In essence, this is related to this thread, where I am using TaskLocalValues in order not to deepcopy an ODEProblem (or SDEProblem). But, I cannot find any documentation on how to change the callback in-place, as to avoid using remake.

In essence, the code looks like

tlv_prob = TaskLocalValue{SDEProblem}(() -> deepcopy(prob))

T = Tuple{Vector{Float64}, Vector{Float64}}
saved_values = [SavedValues(Float64, T) for _ in 1:nseeds]

#/ Define prob_func that mutates the (local) SDEProblem
function prob_func(prob, i, nrepeats)
    #~ Get local problem that can be mutated safely
    localprob = tlv_prob[]
    localcallbackset = CallbackSet(savingcallback(saved_values[i]))
    #@TODO Should `remake(...)` be avoided?
    localprob = remake(localprob, callback=localcallbackset)
    return localprob
end

where savingcallback(...) is a function that defines the SavingCallback, which stores some (rolling) mean and variance of a stochastic trajectory. (Note that I use CallbackSet here, as in the full code I have multiple callbacks).
This works fine, but I could’ve just as well avoided the localprob and just use prob instead, as remake initiates a deepcopy of the problem at hand, and I run out of memory sometimes.

I know that the callback of the problem is stored in prob.kwargs.data.callback, but I believe it is stored as an immutable struct and thus it cannot be easily changed. Is there a way, perhaps using replace or something similar, to change the callback in-place, such that it works in conjunction with some SavedValues-arrays? Or can I adjust the saved_values somehow to deal with this?

In other words, is there a setp/setu equivalent for callbacks?

It does not. remake(prob, p=p) should just be the same as making a new prob with the new vector swapped in, so just the type wrapper is changed and that should be a cheap operation.

You can use Accessors.jl @set! as a helper.

Then why does the doc state:

Calling remake(prob) creates a copy of the existing problem. This new problem has the exact same types as the original one, and the remake call is fully inferred.

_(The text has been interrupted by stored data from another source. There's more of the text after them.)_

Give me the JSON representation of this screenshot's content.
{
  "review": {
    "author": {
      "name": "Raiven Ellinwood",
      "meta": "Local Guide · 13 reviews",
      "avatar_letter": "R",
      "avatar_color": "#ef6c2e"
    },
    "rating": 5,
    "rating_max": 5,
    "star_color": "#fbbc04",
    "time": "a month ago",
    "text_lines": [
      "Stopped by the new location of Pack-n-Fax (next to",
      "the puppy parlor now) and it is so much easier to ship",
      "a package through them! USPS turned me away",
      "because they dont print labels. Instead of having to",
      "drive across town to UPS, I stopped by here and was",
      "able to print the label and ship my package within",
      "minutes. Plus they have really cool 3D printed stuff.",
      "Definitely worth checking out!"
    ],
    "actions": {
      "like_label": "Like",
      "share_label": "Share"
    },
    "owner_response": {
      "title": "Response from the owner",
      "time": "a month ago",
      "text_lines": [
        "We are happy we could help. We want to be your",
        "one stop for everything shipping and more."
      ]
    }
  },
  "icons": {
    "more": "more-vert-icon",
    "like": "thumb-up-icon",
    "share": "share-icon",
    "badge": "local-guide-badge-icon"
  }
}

Or am I wrong in assuming that a copy and a deepcopy are the same?

And thanks, this looks very useful!

Oh, that probably needs to be made more clear. It makes a new object which references the original values and arrays but swaps in the new ones.

Ah so in that sense there is essentially no copying unless perhaps for the (symbols of) the state/parameter variables that are changed? That makes using remake perhaps not the problem of the OOM issues that I am experiencing.

Yes exactly, it just reuses references to the vectors, so it should be fairly lean. Sounds like we need to make that docstring more clear. But it shouldn’t be the source of your issues here.

Ensembles can deepcopy though, you might want to check safetycopy=false

Yep I already put that flag to false. I will investigate more and open a relevant topic if the problem persists. Thank a lot anyways!